Here's another: Trump will punish journalists for doing their jobs. Famously touchy and unable to endure serious scrutiny, he has always been litigious — although, as journalist Tim O'Brien has pointed out based on Trump's failed suit against him, sometimes unsuccessfully so.

Imagine that tendency, now with executive powers, a compliant attorney general and a lily-livered Congress. Trump's reign will probably be awash in investigations and prosecutions of journalists for doing their jobs, stirring up the ugliest of class wars along the way.

What's worse, as investigative reporter James Risen wrote recently, President Obama has set the stage with his administration's use of the once-forgotten Espionage Act to prosecute government whistleblowers and threaten journalists; the blueprint awaits.

Another: He will relentlessly manipulate. For example, Trump's first news conference as president-elect last week featured a crowd of paid staffers who cheered his every statement, creating a false picture for viewers.

After all, his public image as reflected in media coverage is perhaps his highest priority. And he has assembled plenty of expert help.

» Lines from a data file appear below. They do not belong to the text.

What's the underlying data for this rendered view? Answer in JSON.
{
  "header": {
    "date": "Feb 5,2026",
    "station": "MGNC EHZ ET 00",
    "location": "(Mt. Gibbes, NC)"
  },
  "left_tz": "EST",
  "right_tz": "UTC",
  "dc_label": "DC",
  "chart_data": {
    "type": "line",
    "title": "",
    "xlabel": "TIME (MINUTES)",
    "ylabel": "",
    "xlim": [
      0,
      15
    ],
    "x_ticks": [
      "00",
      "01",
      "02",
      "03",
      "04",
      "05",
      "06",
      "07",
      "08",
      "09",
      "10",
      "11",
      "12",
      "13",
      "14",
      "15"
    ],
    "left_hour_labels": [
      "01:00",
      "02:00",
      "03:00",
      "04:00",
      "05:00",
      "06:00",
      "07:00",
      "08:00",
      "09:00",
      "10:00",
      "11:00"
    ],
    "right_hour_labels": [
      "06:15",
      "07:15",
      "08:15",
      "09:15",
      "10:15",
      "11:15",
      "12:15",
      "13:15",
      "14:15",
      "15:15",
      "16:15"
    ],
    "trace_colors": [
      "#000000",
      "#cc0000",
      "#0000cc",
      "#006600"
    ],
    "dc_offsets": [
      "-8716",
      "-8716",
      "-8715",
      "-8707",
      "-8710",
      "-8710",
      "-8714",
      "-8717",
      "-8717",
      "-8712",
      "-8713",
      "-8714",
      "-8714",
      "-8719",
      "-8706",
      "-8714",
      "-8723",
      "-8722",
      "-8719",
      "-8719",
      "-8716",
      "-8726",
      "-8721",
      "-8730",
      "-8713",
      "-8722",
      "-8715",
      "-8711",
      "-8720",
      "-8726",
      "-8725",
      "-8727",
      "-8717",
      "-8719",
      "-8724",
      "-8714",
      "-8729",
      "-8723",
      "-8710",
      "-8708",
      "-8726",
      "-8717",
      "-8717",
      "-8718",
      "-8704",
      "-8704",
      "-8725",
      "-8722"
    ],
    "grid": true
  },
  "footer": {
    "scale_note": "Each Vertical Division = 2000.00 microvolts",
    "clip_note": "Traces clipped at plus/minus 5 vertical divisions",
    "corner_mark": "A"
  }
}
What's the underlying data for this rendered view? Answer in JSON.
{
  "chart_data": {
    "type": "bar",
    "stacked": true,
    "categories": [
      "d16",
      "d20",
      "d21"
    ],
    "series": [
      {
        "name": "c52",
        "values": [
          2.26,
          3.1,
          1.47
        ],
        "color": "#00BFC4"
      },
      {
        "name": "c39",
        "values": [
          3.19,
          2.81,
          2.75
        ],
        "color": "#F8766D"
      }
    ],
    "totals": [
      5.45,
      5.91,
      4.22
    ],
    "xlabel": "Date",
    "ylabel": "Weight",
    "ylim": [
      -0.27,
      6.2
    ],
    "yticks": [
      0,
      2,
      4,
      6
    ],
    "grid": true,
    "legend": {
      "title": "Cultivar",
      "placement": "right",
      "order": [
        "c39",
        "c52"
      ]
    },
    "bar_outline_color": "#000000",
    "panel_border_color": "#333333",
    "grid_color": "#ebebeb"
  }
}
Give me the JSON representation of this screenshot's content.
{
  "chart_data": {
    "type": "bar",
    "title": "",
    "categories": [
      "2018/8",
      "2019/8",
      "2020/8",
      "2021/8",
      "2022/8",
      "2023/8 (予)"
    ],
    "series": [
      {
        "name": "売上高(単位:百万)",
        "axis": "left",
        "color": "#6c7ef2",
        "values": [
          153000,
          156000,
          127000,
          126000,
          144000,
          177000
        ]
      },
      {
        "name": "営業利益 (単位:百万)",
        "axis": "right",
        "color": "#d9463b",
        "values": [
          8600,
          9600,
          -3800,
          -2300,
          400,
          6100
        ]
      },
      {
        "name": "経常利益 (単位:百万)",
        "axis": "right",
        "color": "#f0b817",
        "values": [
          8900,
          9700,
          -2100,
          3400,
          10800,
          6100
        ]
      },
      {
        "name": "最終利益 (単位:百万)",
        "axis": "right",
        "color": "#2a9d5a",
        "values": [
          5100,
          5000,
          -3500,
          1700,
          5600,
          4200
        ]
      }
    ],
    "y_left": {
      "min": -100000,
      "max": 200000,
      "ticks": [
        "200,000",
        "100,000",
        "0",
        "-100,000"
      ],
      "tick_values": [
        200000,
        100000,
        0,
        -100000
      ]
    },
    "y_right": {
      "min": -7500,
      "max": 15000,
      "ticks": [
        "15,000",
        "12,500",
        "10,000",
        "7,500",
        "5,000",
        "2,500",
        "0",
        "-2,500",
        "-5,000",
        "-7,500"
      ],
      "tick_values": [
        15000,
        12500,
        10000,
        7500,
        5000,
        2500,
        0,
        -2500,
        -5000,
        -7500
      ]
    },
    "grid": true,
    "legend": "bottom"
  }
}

As Emily Bell argued in the Columbia Journalism Review, Trump is a media entity unto himself: "For Trump, the medium is not just the message, it is the office, too." His coterie stands ready: "His chief of strategy Steve Bannon was most recently editor in chief at Breitbart ... Jared Kushner, the son-in-law with Trump's ear, owned the New York Observer. Peter Thiel, the Silicon Valley billionaire who put Gawker out of business by backing the multimillion-dollar lawsuit brought by Hulk Hogan, is also in the trusted inner circle of supporters." And media mogul Rupert Murdoch, head of Fox, is said to talk to Trump several times a week.

So, we can expect President Trump to lie to the media, manipulate reality and go after those who upset the notion that adulation is his birthright.

After last week's news conference, Russian journalist Alexey Kovalev wrote "A message to my doomed colleagues in the American media." He warned: "This man owns you. He understands perfectly well that he is the news. You can't ignore him. You're always playing by his rules — which he can change at any time without any notice."

To those who say let's wait and see, or maybe it won't be as bad as you think, or stay hopeful, I'm having none of it.

Journalists are in for the fight of their lives. And they are going to have to be better than ever before, just to do their jobs.

They will need to work together, be prepared for legal persecution, toughen up for punishing attacks and figure out new ways to uncover and present the truth.

Even so — if the past really is prologue — that may not be enough.